As for the "crust", the definition of the Earth's crust I'm pretty sure includes the oceans, the seafloor, and everything down to the mantle, so the biosphere and oceans should be counted there. Hydrogen doesn't rank highly because it has little mass compared to other elements. Atom count seems like a pretty pointless metric; we're talking about resources available for mining, in which case mass is what counts.
Of course silicon doesn't make the list for oceans because it's mostly water, and a lot of dissolved CO2. Count the seafloor and you'll find lots of silicon (and probably some iron, aluminum, titanium, etc.).
If the crust included the oceans, there wouldn't be different figures for the oceans in the same article.
You make a valid point about the seafloor being part of the crust; but I didn't intend to include the seafloor in "oceans".
> Atom count seems like a pretty pointless metric; we're talking about resources available for mining, in which case mass is what counts.
That depends on what we're mining the resource for.

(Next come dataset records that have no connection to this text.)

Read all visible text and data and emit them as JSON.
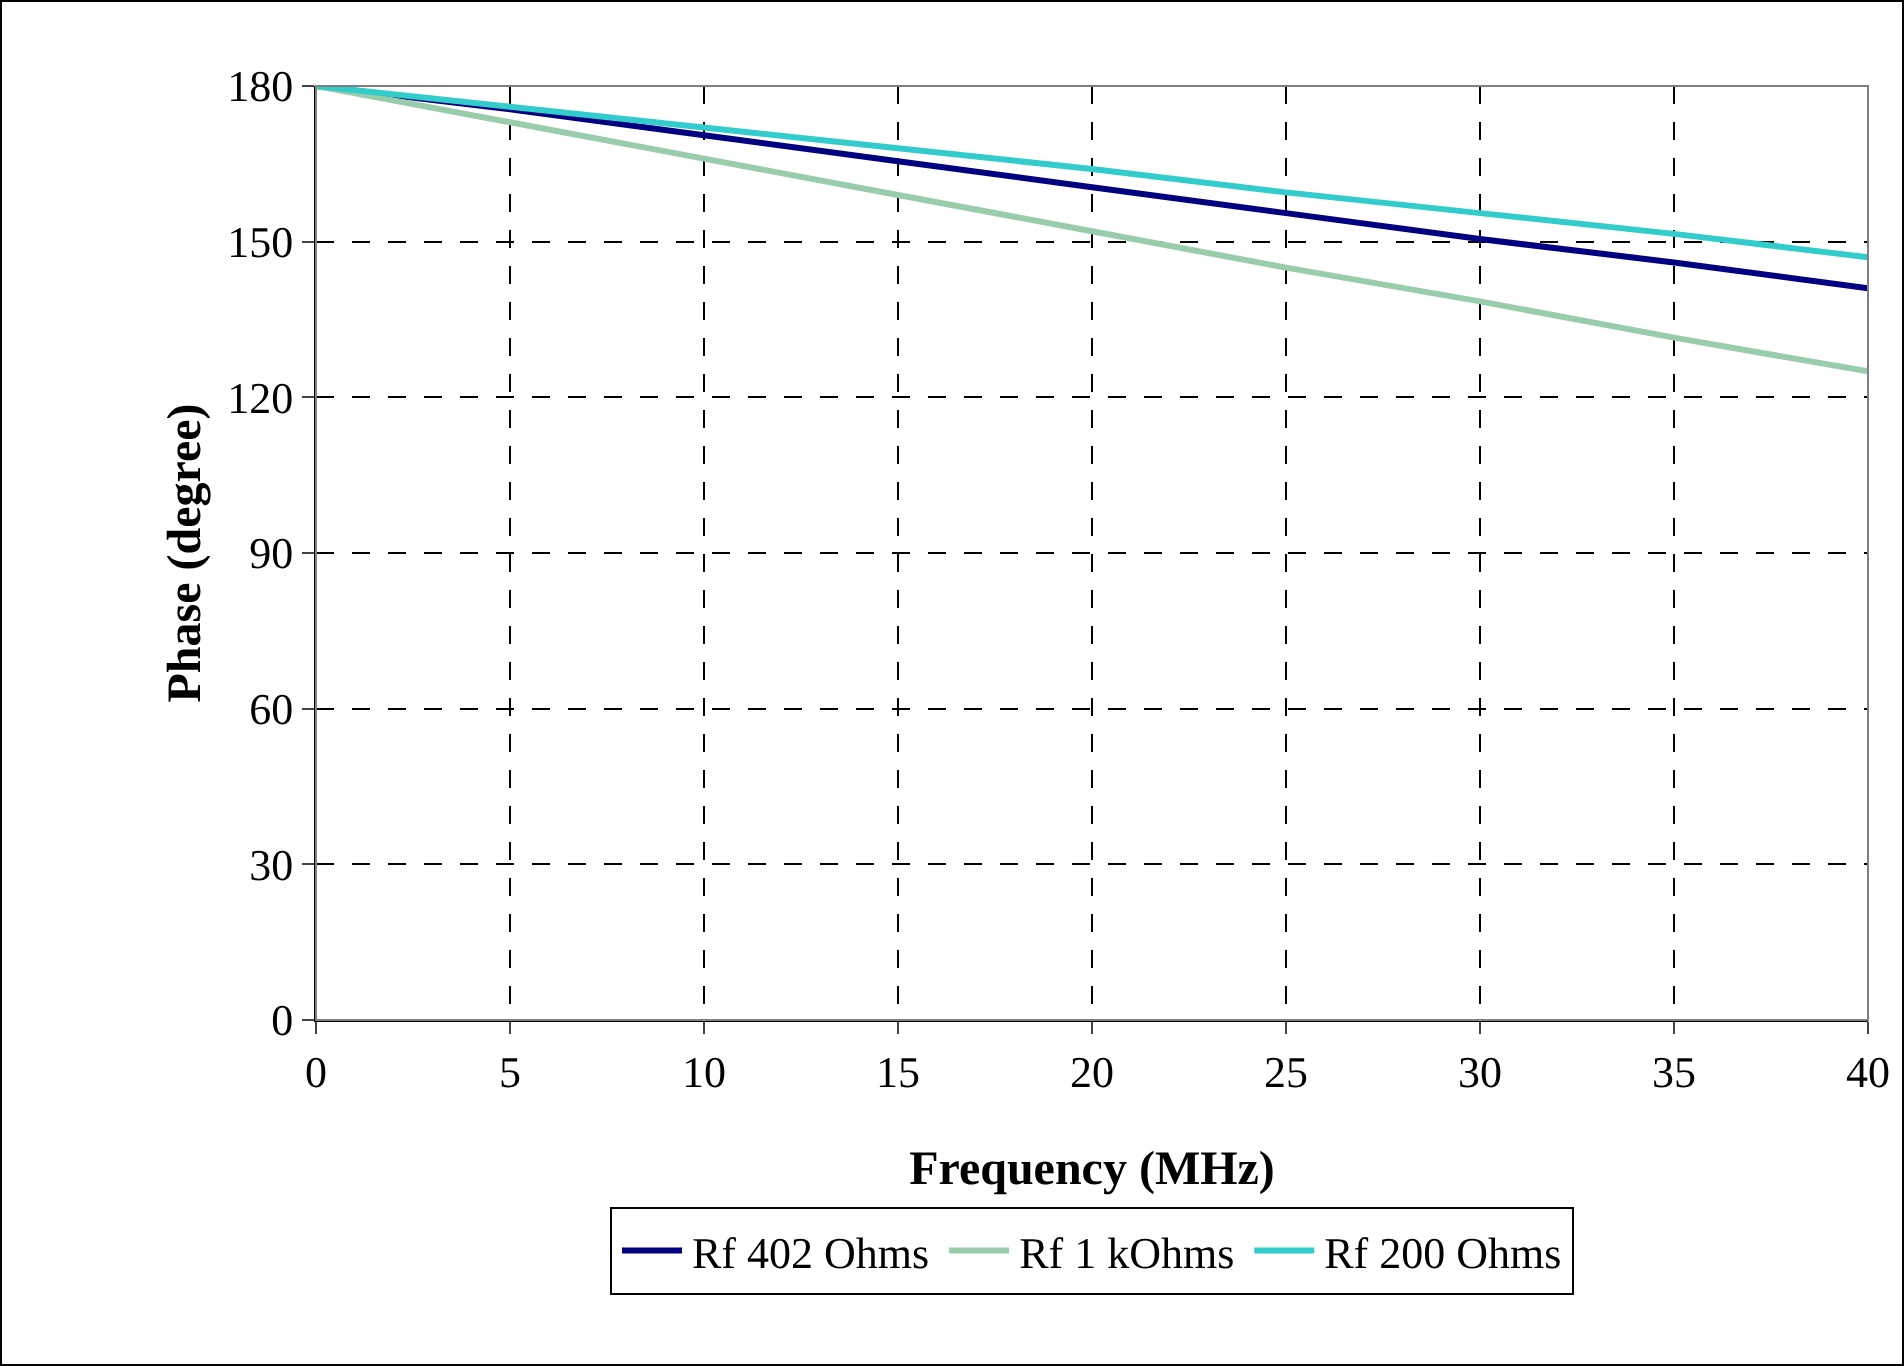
{
  "chart_data": {
    "type": "line",
    "xlabel": "Frequency (MHz)",
    "ylabel": "Phase (degree)",
    "x": [
      0,
      5,
      10,
      15,
      20,
      25,
      30,
      35,
      40
    ],
    "series": [
      {
        "name": "Rf 402 Ohms",
        "color": "#000080",
        "values": [
          180,
          175.5,
          170.5,
          165.5,
          160.5,
          155.5,
          150.5,
          146,
          141
        ]
      },
      {
        "name": "Rf 1 kOhms",
        "color": "#99ccaa",
        "values": [
          180,
          173,
          166,
          159,
          152,
          145,
          138.5,
          131.5,
          125
        ]
      },
      {
        "name": "Rf 200 Ohms",
        "color": "#33cccc",
        "values": [
          180,
          176,
          172,
          168,
          164,
          159.5,
          155.5,
          151.5,
          147
        ]
      }
    ],
    "xlim": [
      0,
      40
    ],
    "xticks": [
      0,
      5,
      10,
      15,
      20,
      25,
      30,
      35,
      40
    ],
    "ylim": [
      0,
      180
    ],
    "yticks": [
      0,
      30,
      60,
      90,
      120,
      150,
      180
    ],
    "grid": true,
    "legend": "bottom",
    "marker": "none",
    "line_style": "solid"
  }
}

For example, if we're mining for metals to use in catalytic converters for vehicles, atom count is the relevant metric, since the catalytic effectiveness depends on the number of atoms, not on the total mass.
No, it isn't; each hemoglobin molecule has just four iron atoms in it (IIRC--each heme structure has one, and I think there are four heme structures in one hemoglobin molecule). Most of each such molecule, by either mass or atom count, is carbon. And each red blood cell is more than just hemoglobin molecules.